The remarkable thing about Kill, Baby Kill’s scrappy resilience as a seemingly doomed project is that it isn’t even a cult classic that was reevaluated after the fact. Critics were willing to gush about Bava’s directorial touch in the film immediately upon its release. You can feel its influence trickling down through projects as varied as FearDotCom (which also features a white lace-dressed ghost girl playing with a white rubber ball) and The Love Witch (which boasts very similar witch costuming, just with better eye makeup). Kill, Baby, Kill is Mario Bava at his best, intensifying the effect of every creepy doll, ghost girl jump scare, and witchcraft ritual as best he can in any given frame. The only things holding the movie back from perfection are a slashed budget and a lackadaisical sense of pacing.

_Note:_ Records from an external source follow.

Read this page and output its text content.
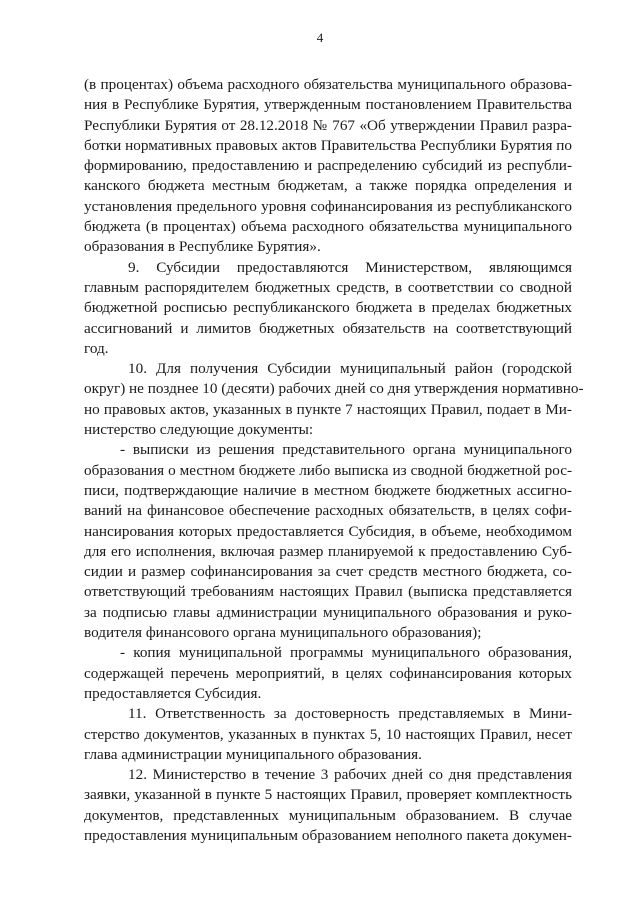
4
(в процентах) объема расходного обязательства муниципального образова-
ния в Республике Бурятия, утвержденным постановлением Правительства
Республики Бурятия от 28.12.2018 № 767 «Об утверждении Правил разра-
ботки нормативных правовых актов Правительства Республики Бурятия по
формированию, предоставлению и распределению субсидий из республи-
канского бюджета местным бюджетам, а также порядка определения и
установления предельного уровня софинансирования из республиканского
бюджета (в процентах) объема расходного обязательства муниципального
образования в Республике Бурятия».
9. Субсидии предоставляются Министерством, являющимся
главным распорядителем бюджетных средств, в соответствии со сводной
бюджетной росписью республиканского бюджета в пределах бюджетных
ассигнований и лимитов бюджетных обязательств на соответствующий
год.
10. Для получения Субсидии муниципальный район (городской
округ) не позднее 10 (десяти) рабочих дней со дня утверждения нормативно-
но правовых актов, указанных в пункте 7 настоящих Правил, подает в Ми-
нистерство следующие документы:
- выписки из решения представительного органа муниципального
образования о местном бюджете либо выписка из сводной бюджетной рос-
писи, подтверждающие наличие в местном бюджете бюджетных ассигно-
ваний на финансовое обеспечение расходных обязательств, в целях софи-
нансирования которых предоставляется Субсидия, в объеме, необходимом
для его исполнения, включая размер планируемой к предоставлению Суб-
сидии и размер софинансирования за счет средств местного бюджета, со-
ответствующий требованиям настоящих Правил (выписка представляется
за подписью главы администрации муниципального образования и руко-
водителя финансового органа муниципального образования);
- копия муниципальной программы муниципального образования,
содержащей перечень мероприятий, в целях софинансирования которых
предоставляется Субсидия.
11. Ответственность за достоверность представляемых в Мини-
стерство документов, указанных в пунктах 5, 10 настоящих Правил, несет
глава администрации муниципального образования.
12. Министерство в течение 3 рабочих дней со дня представления
заявки, указанной в пункте 5 настоящих Правил, проверяет комплектность
документов, представленных муниципальным образованием. В случае
предоставления муниципальным образованием неполного пакета докумен-
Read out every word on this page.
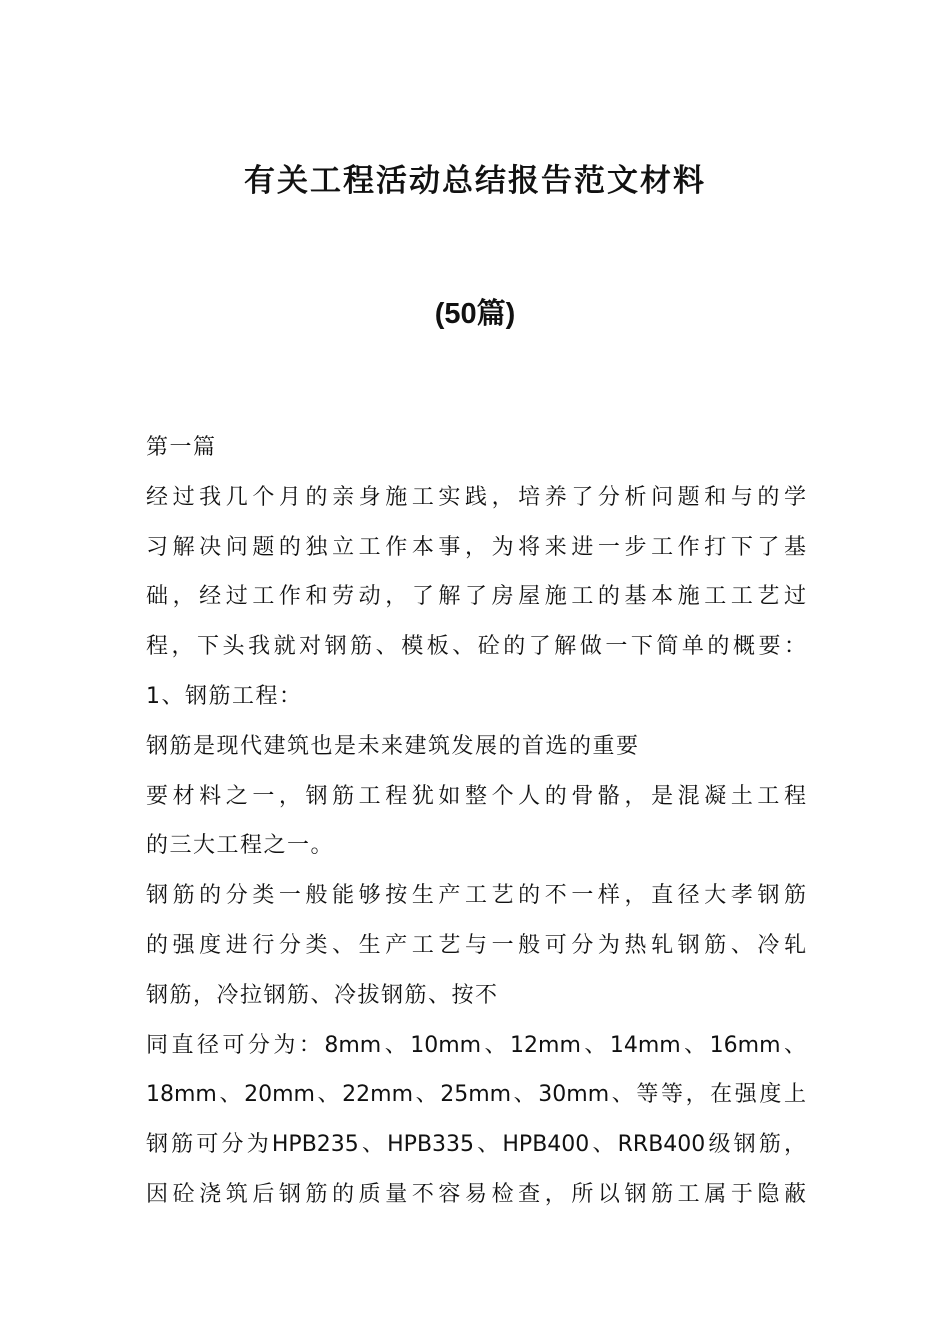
有关工程活动总结报告范文材料
(50篇)
第一篇
经过我几个月的亲身施工实践，培养了分析问题和与的学
习解决问题的独立工作本事，为将来进一步工作打下了基
础，经过工作和劳动，了解了房屋施工的基本施工工艺过
程，下头我就对钢筋、模板、砼的了解做一下简单的概要：
1、钢筋工程：
钢筋是现代建筑也是未来建筑发展的首选的重要
要材料之一，钢筋工程犹如整个人的骨骼，是混凝土工程
的三大工程之一。
钢筋的分类一般能够按生产工艺的不一样，直径大孝钢筋
的强度进行分类、生产工艺与一般可分为热轧钢筋、冷轧
钢筋，冷拉钢筋、冷拔钢筋、按不
同直径可分为：8mm、10mm、12mm、14mm、16mm、
18mm、20mm、22mm、25mm、30mm、等等，在强度上
钢筋可分为HPB235、HPB335、HPB400、RRB400级钢筋，
因砼浇筑后钢筋的质量不容易检查，所以钢筋工属于隐蔽
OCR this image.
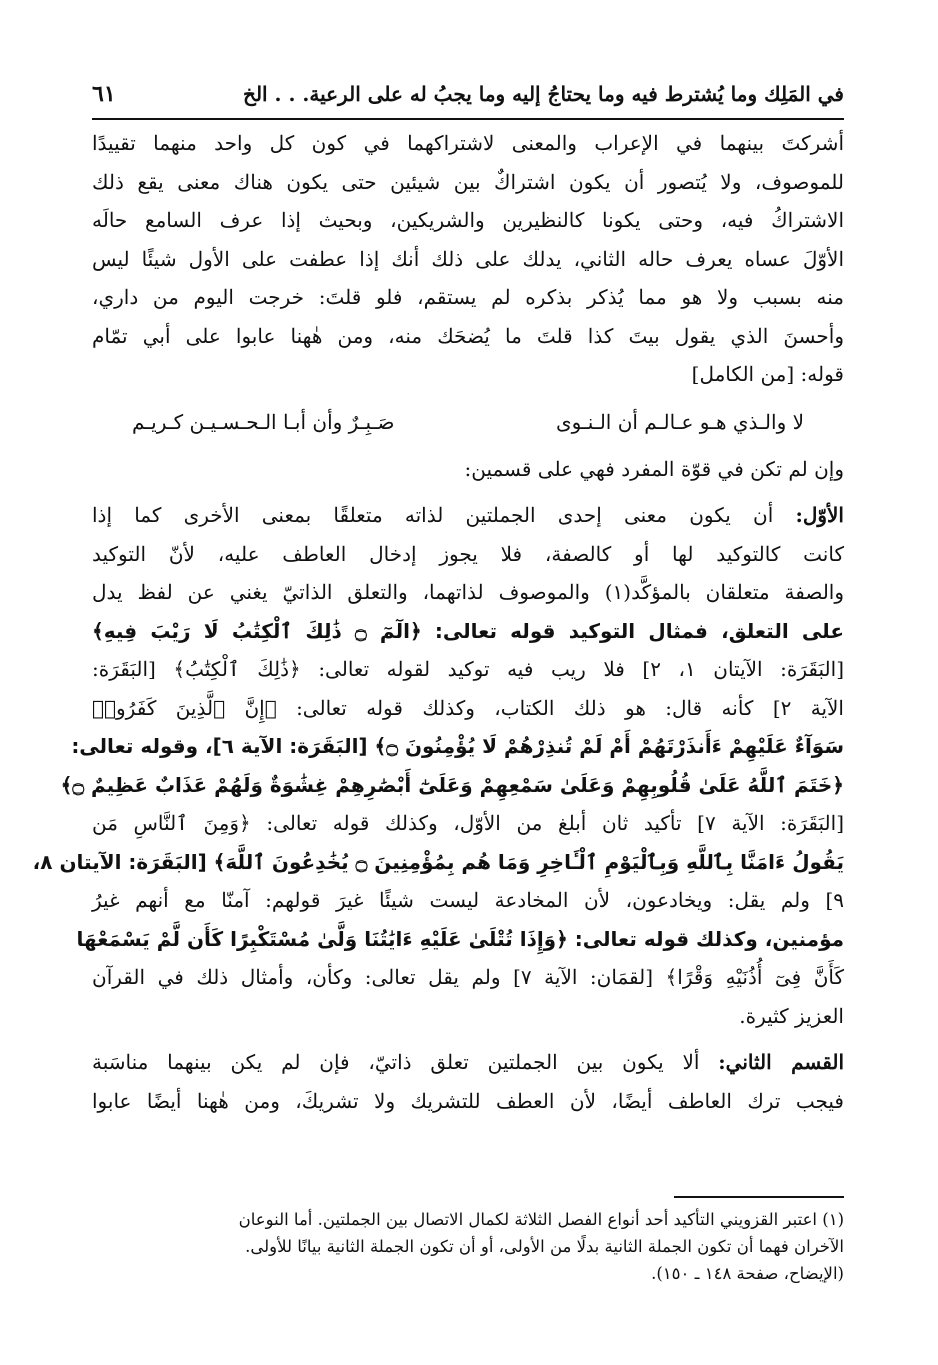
في المَلِك وما يُشترط فيه وما يحتاجُ إليه وما يجبُ له على الرعية. . . الخ
٦١
أشركتَ بينهما في الإعراب والمعنى لاشتراكهما في كون كل واحد منهما تقييدًا
للموصوف، ولا يُتصور أن يكون اشتراكٌ بين شيئين حتى يكون هناك معنى يقع ذلك
الاشتراكُ فيه، وحتى يكونا كالنظيرين والشريكين، وبحيث إذا عرف السامع حالَه
الأوّلَ عساه يعرف حاله الثاني، يدلك على ذلك أنك إذا عطفت على الأول شيئًا ليس
منه بسبب ولا هو مما يُذكر بذكره لم يستقم، فلو قلتَ: خرجت اليوم من داري،
وأحسنَ الذي يقول بيتَ كذا قلتَ ما يُضحَك منه، ومن هٰهنا عابوا على أبي تمّام
قوله: [من الكامل]
لا والـذي هـو عـالـم أن الـنـوى
صَـبِـرٌ وأن أبـا الـحـسـيـن كـريـم
وإن لم تكن في قوّة المفرد فهي على قسمين:
الأوّل: أن يكون معنى إحدى الجملتين لذاته متعلقًا بمعنى الأخرى كما إذا
كانت كالتوكيد لها أو كالصفة، فلا يجوز إدخال العاطف عليه، لأنّ التوكيد
والصفة متعلقان بالمؤكَّد(١) والموصوف لذاتهما، والتعلق الذاتيّ يغني عن لفظ يدل
على التعلق، فمثال التوكيد قوله تعالى: ﴿الٓمٓ ۝ ذَٰلِكَ ٱلْكِتَٰبُ لَا رَيْبَ فِيهِ﴾
[البَقَرَة: الآيتان ١، ٢] فلا ريب فيه توكيد لقوله تعالى: ﴿ذَٰلِكَ ٱلْكِتَٰبُ﴾ [البَقَرَة:
الآية ٢] كأنه قال: هو ذلك الكتاب، وكذلك قوله تعالى: ﴿إِنَّ ٱلَّذِينَ كَفَرُوا۟
سَوَآءٌ عَلَيْهِمْ ءَأَنذَرْتَهُمْ أَمْ لَمْ تُنذِرْهُمْ لَا يُؤْمِنُونَ ۝﴾ [البَقَرَة: الآية ٦]، وقوله تعالى:
﴿خَتَمَ ٱللَّهُ عَلَىٰ قُلُوبِهِمْ وَعَلَىٰ سَمْعِهِمْ وَعَلَىٰٓ أَبْصَٰرِهِمْ غِشَٰوَةٌ وَلَهُمْ عَذَابٌ عَظِيمٌ ۝﴾
[البَقَرَة: الآية ٧] تأكيد ثان أبلغ من الأوّل، وكذلك قوله تعالى: ﴿وَمِنَ ٱلنَّاسِ مَن
يَقُولُ ءَامَنَّا بِٱللَّهِ وَبِٱلْيَوْمِ ٱلْـَٔاخِرِ وَمَا هُم بِمُؤْمِنِينَ ۝ يُخَٰدِعُونَ ٱللَّهَ﴾ [البَقَرَة: الآيتان ٨،
٩] ولم يقل: ويخادعون، لأن المخادعة ليست شيئًا غيرَ قولهم: آمنّا مع أنهم غيرُ
مؤمنين، وكذلك قوله تعالى: ﴿وَإِذَا تُتْلَىٰ عَلَيْهِ ءَايَٰتُنَا وَلَّىٰ مُسْتَكْبِرًا كَأَن لَّمْ يَسْمَعْهَا
كَأَنَّ فِىٓ أُذُنَيْهِ وَقْرًا﴾ [لقمَان: الآية ٧] ولم يقل تعالى: وكأن، وأمثال ذلك في القرآن
العزيز كثيرة.
القسم الثاني: ألا يكون بين الجملتين تعلق ذاتيّ، فإن لم يكن بينهما مناسَبة
فيجب ترك العاطف أيضًا، لأن العطف للتشريك ولا تشريكَ، ومن هٰهنا أيضًا عابوا
(١) اعتبر القزويني التأكيد أحد أنواع الفصل الثلاثة لكمال الاتصال بين الجملتين. أما النوعان
الآخران فهما أن تكون الجملة الثانية بدلًا من الأولى، أو أن تكون الجملة الثانية بيانًا للأولى.
(الإيضاح، صفحة ١٤٨ ـ ١٥٠).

It’s genre heights like these that make the efforts of a Winchester or a Marrowbone worthwhile in keeping the Gothic horror tradition alive, even if they aren’t as well appreciated in their time. Any director hoping to visually experiment within an extremely limited budget can look to this film as inspiration for how to establish a memorable atmosphere on the cheap. All you need is an interesting location, a vague story about a ghost, and strong personal aesthetic. Having a crew that’s willing to starve for you is likely also a plus.